Niu Chuanxin M, Lee Kangwoo, Houde John F, Sanger Terence D
Department of Rehabilitation, School of Medicine, Ruijin Hospital, Shanghai Jiao Tong University Shanghai, China.
Department of Biomedical Engineering, University of Southern California Los Angeles, CA, USA.
Front Hum Neurosci. 2015 Jan 22;8:1077. doi: 10.3389/fnhum.2014.01077. eCollection 2014.

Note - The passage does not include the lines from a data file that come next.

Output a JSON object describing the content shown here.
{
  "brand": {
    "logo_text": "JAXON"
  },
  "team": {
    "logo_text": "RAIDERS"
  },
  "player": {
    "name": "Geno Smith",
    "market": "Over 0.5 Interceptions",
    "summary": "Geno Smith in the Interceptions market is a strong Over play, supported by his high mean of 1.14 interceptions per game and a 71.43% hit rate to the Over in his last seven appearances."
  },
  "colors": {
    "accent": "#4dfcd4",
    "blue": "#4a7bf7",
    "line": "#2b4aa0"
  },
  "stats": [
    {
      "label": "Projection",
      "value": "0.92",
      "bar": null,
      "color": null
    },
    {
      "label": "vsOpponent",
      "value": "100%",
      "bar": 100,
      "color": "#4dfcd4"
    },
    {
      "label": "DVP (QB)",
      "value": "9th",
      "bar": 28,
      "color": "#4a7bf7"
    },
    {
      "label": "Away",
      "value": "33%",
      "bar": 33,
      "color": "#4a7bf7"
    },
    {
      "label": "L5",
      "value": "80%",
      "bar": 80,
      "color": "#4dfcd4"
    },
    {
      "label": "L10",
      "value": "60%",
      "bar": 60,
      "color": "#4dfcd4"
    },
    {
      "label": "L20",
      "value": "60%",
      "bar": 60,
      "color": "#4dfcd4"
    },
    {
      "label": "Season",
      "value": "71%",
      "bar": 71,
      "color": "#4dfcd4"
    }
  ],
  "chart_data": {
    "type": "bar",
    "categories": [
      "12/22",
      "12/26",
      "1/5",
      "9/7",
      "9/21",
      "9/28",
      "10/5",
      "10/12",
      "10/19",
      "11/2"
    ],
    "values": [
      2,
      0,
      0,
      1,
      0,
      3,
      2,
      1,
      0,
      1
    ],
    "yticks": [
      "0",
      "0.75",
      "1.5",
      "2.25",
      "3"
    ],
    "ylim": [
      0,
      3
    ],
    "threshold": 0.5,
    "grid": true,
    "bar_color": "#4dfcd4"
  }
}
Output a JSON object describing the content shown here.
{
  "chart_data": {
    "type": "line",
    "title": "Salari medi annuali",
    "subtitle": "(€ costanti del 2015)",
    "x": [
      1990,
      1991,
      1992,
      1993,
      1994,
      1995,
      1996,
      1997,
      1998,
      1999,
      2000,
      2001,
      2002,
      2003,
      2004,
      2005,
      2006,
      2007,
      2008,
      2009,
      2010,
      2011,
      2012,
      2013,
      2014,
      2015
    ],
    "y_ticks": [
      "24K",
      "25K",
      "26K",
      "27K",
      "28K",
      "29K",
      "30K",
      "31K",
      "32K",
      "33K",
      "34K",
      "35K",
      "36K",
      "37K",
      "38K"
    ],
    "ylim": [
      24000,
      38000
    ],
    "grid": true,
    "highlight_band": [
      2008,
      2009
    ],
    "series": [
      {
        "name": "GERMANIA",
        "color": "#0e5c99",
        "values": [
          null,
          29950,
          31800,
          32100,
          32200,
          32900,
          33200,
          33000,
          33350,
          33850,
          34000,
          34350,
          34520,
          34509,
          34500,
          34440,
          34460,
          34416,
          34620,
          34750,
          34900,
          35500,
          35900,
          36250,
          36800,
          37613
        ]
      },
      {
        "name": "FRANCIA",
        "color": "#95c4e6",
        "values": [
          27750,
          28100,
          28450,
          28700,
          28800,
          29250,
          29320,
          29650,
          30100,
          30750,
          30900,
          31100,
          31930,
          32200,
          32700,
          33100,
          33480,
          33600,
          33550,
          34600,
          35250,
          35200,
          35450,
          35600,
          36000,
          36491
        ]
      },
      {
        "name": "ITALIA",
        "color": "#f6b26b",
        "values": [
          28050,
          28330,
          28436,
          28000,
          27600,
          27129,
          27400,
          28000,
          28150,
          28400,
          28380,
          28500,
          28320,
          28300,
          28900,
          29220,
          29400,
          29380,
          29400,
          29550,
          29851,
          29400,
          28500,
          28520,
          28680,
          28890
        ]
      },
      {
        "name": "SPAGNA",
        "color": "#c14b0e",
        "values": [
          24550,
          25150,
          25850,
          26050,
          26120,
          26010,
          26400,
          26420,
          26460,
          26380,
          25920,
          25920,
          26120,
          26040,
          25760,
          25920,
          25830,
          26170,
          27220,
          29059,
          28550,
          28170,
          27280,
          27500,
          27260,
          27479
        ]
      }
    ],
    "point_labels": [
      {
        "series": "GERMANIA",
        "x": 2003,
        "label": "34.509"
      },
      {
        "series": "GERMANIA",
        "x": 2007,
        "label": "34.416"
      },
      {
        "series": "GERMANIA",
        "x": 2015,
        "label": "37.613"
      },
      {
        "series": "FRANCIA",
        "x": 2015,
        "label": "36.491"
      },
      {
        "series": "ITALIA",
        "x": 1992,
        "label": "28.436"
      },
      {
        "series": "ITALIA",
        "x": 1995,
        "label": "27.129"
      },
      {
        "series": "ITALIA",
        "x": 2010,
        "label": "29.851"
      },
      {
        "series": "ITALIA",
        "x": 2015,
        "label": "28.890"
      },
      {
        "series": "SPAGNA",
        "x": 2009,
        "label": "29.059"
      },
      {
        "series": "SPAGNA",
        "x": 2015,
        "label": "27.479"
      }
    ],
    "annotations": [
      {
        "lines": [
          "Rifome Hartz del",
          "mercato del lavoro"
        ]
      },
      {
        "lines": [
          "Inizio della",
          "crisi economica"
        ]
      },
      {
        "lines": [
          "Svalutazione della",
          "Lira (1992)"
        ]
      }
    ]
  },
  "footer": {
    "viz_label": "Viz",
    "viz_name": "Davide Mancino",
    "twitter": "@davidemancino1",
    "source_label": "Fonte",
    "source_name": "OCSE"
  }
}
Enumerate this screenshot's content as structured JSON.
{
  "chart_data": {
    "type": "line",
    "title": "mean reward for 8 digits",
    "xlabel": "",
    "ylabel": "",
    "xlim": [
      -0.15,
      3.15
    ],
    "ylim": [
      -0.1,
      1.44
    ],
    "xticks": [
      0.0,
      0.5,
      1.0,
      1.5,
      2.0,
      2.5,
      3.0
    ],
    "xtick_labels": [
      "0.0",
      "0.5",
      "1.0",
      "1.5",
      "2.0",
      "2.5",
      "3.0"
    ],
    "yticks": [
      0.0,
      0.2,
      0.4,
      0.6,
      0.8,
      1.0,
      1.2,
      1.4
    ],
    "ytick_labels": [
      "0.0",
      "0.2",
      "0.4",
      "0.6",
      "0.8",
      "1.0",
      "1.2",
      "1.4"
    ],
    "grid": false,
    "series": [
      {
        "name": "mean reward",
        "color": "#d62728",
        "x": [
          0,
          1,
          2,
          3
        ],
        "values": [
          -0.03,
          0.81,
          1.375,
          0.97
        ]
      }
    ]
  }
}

For children with severe cerebral palsy (CP), social and emotional interactions can be significantly limited due to impaired speech motor function. However, if it is possible to extract continuous voluntary control signals from the electromyograph (EMG) of limb muscles, then EMG may be used to drive the synthesis of intelligible speech with controllable speed, intonation and articulation. We report an important first step: the feasibility of controlling a vowel synthesizer using non-speech muscles. A classic formant-based speech synthesizer is adapted to allow the lowest two formants to be controlled by surface EMG from skeletal muscles. EMG signals are filtered using a non-linear Bayesian filtering algorithm that provides the high bandwidth and accuracy required for speech tasks. The frequencies of the first two formants determine points in a 2D plane, and vowels are targets on this plane. We focus on testing the overall feasibility of producing intelligible English vowels with myocontrol using two straightforward EMG-formant mappings. More mappings can be tested in the future to optimize the intelligibility. Vowel generation was tested on 10 healthy adults and 4 patients with dyskinetic CP. Five English vowels were generated by subjects in pseudo-random order, after only 10 min of device familiarization. The fraction of vowels correctly identified by 4 naive listeners exceeded 80% for the vowels generated by healthy adults and 57% for vowels generated by patients with CP. Our goal is a continuous "virtual voice" with personalized intonation and articulation that will restore not only the intellectual content but also the social and emotional content of speech for children and adults with severe movement disorders.
对于患有严重脑瘫(CP)的儿童,由于言语运动功能受损,其社交和情感互动可能会受到显著限制。然而,如果能够从肢体肌肉的肌电图(EMG)中提取连续的自主控制信号,那么EMG可用于驱动合成具有可控语速、语调及发音的可理解语音。我们报告了重要的第一步:使用非言语肌肉控制元音合成器的可行性。一种基于共振峰的经典语音合成器经过改造,使最低的两个共振峰能够由骨骼肌的表面肌电图进行控制。肌电图信号使用一种非线性贝叶斯滤波算法进行滤波,该算法可提供语音任务所需的高带宽和准确性。前两个共振峰的频率在二维平面上确定点,而元音则是该平面上的目标。我们专注于使用两种直接的肌电图-共振峰映射来测试通过肌控产生可理解英语元音的总体可行性。未来可以测试更多映射以优化可懂度。在10名健康成年人和4名运动障碍型脑瘫患者身上对元音生成进行了测试。在仅10分钟的设备熟悉期后,受试者以伪随机顺序生成了五个英语元音。4名不知情的听众正确识别出的健康成年人所生成元音的比例超过80%,而脑瘫患者所生成元音的这一比例为57%。我们的目标是打造一种具有个性化语调及发音的连续“虚拟语音”,这不仅能恢复严重运动障碍儿童和成人言语的智力内容,还能恢复其社交和情感内容。